Cryptanalysis

STA 199

Bulletin

  • this ae is due for grade. Push your completed ae to GitHub within 48 hours to receive credit
  • Project presentations and repo due Monday lab (by pushing to GitHub)
  • Extended deadline: project reports now due Wednesday
  • Don’t forget about the statistics experience
  • course evaluations open. \(>80\%\) response \(\rightarrow\) +1pt final project

Getting started

Clone your ae26-username repo from the GitHub organization.

Today

By the end of today, you will…

  • break a substitution cipher
  • understand the intuition behind an algorithm to do so, Markov chain Monte Carlo (MCMC)

Load packages

library(tidyverse)
library(tidymodels)
library(reshape2)

Our data includes

  1. Complete text of “War and Peace” by Leo Tolstoy
  2. Freq. analysis data frame of “War and Peace”
  3. A secret message

Background

This application exercise builds on the R code found here and The Markov Chain Monte Carlo Revolution by Persi Diaconis.

Let’s load the data

warandpeace = readLines("https://sta101.github.io/static/appex/data/warandpeace.txt")
frequency = read.table("https://sta101.github.io/static/appex/data/frequencies.txt")
colnames(frequency) = c(toupper(letters), "") # edit column names
secret_message = readLines("https://sta101.github.io/static/appex/data/secret-message.txt")

Exercise 1

Take a look at secret-message.
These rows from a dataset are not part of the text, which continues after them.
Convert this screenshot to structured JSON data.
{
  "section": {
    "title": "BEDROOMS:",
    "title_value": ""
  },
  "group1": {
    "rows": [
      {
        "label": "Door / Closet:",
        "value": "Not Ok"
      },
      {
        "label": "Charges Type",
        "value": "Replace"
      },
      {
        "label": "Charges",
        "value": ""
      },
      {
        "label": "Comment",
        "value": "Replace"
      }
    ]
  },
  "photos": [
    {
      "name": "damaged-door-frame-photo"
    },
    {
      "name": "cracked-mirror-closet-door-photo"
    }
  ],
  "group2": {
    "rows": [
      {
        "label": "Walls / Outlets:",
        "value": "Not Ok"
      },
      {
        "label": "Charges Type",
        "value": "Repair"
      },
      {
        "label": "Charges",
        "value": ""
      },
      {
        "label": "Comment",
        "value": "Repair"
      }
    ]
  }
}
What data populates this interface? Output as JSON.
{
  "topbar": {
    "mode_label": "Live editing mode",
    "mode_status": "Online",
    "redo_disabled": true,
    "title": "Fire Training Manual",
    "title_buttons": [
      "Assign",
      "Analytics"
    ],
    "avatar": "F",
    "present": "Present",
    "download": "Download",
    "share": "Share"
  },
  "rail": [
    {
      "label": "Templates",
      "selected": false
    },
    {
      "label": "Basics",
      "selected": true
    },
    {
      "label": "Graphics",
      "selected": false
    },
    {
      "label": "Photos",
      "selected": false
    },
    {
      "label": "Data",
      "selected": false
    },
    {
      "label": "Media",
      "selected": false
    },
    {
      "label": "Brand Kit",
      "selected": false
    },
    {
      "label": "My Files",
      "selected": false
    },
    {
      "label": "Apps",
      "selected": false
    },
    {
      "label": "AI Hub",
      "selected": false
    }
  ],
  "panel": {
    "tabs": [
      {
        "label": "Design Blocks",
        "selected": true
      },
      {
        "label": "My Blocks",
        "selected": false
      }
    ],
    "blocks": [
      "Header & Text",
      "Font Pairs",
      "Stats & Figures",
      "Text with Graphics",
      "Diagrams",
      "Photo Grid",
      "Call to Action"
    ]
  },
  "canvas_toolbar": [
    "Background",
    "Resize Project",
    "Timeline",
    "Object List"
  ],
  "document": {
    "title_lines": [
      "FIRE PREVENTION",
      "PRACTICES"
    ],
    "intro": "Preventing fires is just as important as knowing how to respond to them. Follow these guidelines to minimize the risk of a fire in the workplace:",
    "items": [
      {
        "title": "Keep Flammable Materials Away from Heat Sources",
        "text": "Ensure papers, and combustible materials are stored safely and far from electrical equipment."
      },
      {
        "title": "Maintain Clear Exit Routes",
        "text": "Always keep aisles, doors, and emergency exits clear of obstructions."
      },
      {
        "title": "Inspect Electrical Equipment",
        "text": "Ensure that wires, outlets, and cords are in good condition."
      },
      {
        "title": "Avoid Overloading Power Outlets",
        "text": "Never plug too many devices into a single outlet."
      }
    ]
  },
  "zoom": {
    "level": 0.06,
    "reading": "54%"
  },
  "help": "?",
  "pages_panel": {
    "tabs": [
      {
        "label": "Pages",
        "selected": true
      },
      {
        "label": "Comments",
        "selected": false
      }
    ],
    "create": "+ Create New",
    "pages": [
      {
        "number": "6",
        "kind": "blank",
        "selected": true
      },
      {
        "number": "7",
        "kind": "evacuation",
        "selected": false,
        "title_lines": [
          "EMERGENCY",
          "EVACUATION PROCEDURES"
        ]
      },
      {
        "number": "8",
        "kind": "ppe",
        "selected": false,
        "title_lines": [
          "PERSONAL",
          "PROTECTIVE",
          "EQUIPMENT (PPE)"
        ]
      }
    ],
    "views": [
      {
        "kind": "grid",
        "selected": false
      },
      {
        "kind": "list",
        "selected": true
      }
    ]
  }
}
Each letter is a stand in for exactly one other letter. This sort of cipher is known as a “substitution cipher”.

‘A’ could be encoded as one of 26 characters (A, B, C, …). Once the encoding for ‘A’ is chosen, ‘B’ has 25 possibilities and so on so there are, in total \(26 \times 25 \times 24 \times \ldots \times 3 \times 2 \times 1\) possibilities.

n = 26
input = n + 1
keys = gamma(input)
keys
[1] 4.032915e+26

That’s over \(4 \times 10^{26}\) possible keys! If you could check 10M keys per second, it would take approximately \(1 \times 10^{12}\) (trillion) years to check every possible key. Trying every possible key is known as a “brute force” approach.

  • Chat with your neighbor and develop a strategy better than the brute force approach. Detail your strategy below.

Exercise 2

Here we determine how often one character follows another using the text from the very long book, War and Peace. We include a whitespace character as a 27th character in our alphabet.

To reduce computational demand, we will load the object created by this analysis but leave the code below for reference.

The result of the below analysis is in the object frequency.

The letter row denotes the first character in a 2 character sequence while columns determine the second character in the character sequence.

  • What should be the sum of a row? Check this for the first row of the data frame.
# code here

Create a heatmap of character frequency, where the y-axis is the first letter and the x-axis is the second letter in a two letter chain.

  • Uncomment and complete the code below.

Hint: We’ll use melt from the reshape2 package. Click here for an example.

melt_freq = melt(as.matrix(frequency))

# melt_freq %>%
#   ggplot(aes(x = __, y = __, fill = __))

MCMC

We will use a famous statistical algorithm, Markov chain Monte Carlo (MCMC) to break the substitution cipher.

MCMC is composed of three essential components:

  1. Ability. A way to propose any possible key.
  2. Feedback. A way to evaluate how good a given key is.
  3. Curiosity. A way to leave a good key for a worse key.

The analogy of the blind monkey.

There’s a monkey on an island with many ponds. The monkey has been tasked with finding the largest body of water on the island. The only trouble is, he is blind. In order to find the largest body of water, he throws rocks randomly and listens for a splash. If he hears a splash, he knows there’s a body of water where he last threw. He continues to throw more rocks in that direction to find out how big the pool is. Occasionally he gets bored and wanders off to look for another pond. In this way, he uses the MCMC algorithm to find the largest body of water.

Making the connection.

  1. Ability (throw a rock). The Monkey can walk around and throw the rock anywhere on the island, ensuring that given enough time, he will cover every inch of the island.

  2. Feedback (test for waters). Every time the Monkey throws the rock, he receives feedback by listening for a splash. A large splash means a deep pond and encourages him to continue throwing in that direction to figure out the perimeter of the pond.

  3. Curiosity (boredom). If the monkey finds the second largest pond on the island, he might get stuck throwing rocks in it for a long time. By occasionally walking away from a large pond, he will reach the largest pond quicker.

Exercise 3

Let’s write out together what MCMC looks like when decrpyting a secret message.

  1. Ability

  2. Feedback

  3. Curiosity

Exercise 4

Here we load some functions that will help us decode the message.

Run the code below to break the secret message. If the message is unintelligible after several iterations, you may try re-starting with a new seed. What is this equivalent to in the monkey analogy above?

Exercise 5

Try your own message!

Create your own message in the code below and call mcmcAttack(coded) on your message to decode it!

  • You might think about what makes the message easy or difficult to attack, e.g. does length of the message affect its susceptibility to attack? What else might?